Taylor, a 26-year-old Black woman, was killed on March 13 after officers from the Louisville Metro Police Department busted through the door of her home around 12:40 a.m. to execute a no-knock search warrant for drugs.
No drugs were found in the home and the suspect at the center of the police investigation had already been taken into custody at another residence, Taylor’s mother said in a lawsuit.
The singer made three demands in her letter to Attorney General Daniel Cameron: that criminal charges be brought against the officers involved in the killing, that he would commit to transparency in the investigation and subsequent prosecution of the officers and that he would investigate LMPD’s response to what she called “Breonna Taylor’s murder” and the “pervasive practices that result in repeated deaths of unarmed Black citizens.”
Beyoncé also questioned what she said were inconsistencies in the LMPD’s accounts of the night police killed Taylor.
“Their incident report states that Ms. Taylor suffered no injuries, yet we know she was shot at least eight times,” Beyonce wrote. “The LMPD officers claim they announced themselves before forcing their way into Ms. Taylor’s apartment — but her boyfriend who was with her, as well as several neighbors, all say this is untrue.”

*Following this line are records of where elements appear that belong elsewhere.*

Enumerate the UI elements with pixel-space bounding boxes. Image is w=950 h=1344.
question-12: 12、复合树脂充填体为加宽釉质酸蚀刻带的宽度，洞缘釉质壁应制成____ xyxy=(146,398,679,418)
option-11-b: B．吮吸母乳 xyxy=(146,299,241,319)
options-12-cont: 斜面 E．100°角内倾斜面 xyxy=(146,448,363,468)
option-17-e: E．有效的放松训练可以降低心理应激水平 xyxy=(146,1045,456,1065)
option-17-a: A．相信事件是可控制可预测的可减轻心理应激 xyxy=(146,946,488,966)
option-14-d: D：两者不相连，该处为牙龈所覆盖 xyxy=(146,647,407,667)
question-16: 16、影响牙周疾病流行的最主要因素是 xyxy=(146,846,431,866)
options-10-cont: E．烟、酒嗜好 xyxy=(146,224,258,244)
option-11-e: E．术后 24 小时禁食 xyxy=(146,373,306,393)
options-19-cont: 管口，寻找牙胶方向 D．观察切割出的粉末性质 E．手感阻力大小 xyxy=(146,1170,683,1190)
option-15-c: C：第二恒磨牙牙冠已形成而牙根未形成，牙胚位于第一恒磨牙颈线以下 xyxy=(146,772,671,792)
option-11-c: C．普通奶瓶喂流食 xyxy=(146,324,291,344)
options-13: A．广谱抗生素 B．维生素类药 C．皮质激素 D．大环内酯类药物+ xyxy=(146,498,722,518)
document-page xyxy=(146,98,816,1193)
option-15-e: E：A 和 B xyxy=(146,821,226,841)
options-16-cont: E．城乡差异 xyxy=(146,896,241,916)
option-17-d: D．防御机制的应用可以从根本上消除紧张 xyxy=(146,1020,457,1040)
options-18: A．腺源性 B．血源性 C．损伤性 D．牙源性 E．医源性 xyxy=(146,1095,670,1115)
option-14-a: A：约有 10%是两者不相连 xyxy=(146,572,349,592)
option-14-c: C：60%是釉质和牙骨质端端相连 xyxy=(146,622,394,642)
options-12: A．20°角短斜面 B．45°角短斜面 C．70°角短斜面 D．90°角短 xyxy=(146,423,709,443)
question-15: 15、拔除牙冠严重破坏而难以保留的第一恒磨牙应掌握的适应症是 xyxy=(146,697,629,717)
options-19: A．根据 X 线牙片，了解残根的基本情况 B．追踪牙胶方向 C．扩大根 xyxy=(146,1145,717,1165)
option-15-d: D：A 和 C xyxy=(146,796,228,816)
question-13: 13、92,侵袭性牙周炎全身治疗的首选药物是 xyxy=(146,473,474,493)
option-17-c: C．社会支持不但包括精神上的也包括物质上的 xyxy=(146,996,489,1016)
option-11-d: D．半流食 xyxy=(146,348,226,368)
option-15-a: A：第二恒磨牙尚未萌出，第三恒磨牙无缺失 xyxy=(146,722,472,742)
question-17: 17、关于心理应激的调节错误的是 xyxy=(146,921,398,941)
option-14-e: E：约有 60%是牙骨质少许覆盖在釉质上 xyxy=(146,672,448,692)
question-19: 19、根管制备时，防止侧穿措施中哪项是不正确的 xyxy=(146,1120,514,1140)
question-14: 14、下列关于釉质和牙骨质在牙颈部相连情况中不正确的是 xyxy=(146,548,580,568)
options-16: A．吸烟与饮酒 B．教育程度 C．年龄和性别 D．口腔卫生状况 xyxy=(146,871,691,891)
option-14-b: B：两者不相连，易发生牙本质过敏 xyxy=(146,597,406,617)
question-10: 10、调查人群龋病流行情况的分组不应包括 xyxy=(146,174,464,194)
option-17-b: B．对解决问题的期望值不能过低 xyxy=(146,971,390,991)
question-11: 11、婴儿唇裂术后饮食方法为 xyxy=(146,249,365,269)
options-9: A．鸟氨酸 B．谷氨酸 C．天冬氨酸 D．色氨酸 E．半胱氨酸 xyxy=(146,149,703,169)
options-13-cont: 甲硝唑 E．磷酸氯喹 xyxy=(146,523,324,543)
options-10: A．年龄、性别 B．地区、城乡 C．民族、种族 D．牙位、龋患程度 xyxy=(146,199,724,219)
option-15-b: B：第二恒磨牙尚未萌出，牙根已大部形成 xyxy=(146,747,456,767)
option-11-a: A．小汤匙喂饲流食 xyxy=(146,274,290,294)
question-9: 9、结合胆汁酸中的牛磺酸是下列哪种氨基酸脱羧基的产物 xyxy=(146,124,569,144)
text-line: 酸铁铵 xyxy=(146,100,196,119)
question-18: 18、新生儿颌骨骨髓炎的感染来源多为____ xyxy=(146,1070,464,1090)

Taylor’s killing has gained increased attention around the country in recent weeks, as her community in Kentucky and protesters across the country demand action be taken against the officers responsible for her death. The three officers are still employed by the LMPD.
On Thursday, the Louisville Metro Council passed Breonna’s Law, which bans the city’s police department from using no-knock warrants and requires the use of officer body cameras whenever a warrant is served. Beyoncé called the law a “small step in the right direction” but also a “painful” reminder that there has been “no justice for Breonna Taylor or her family,”
“Take swift and decisive action in charging the officers,” she wrote. “The next months cannot look like the last three.”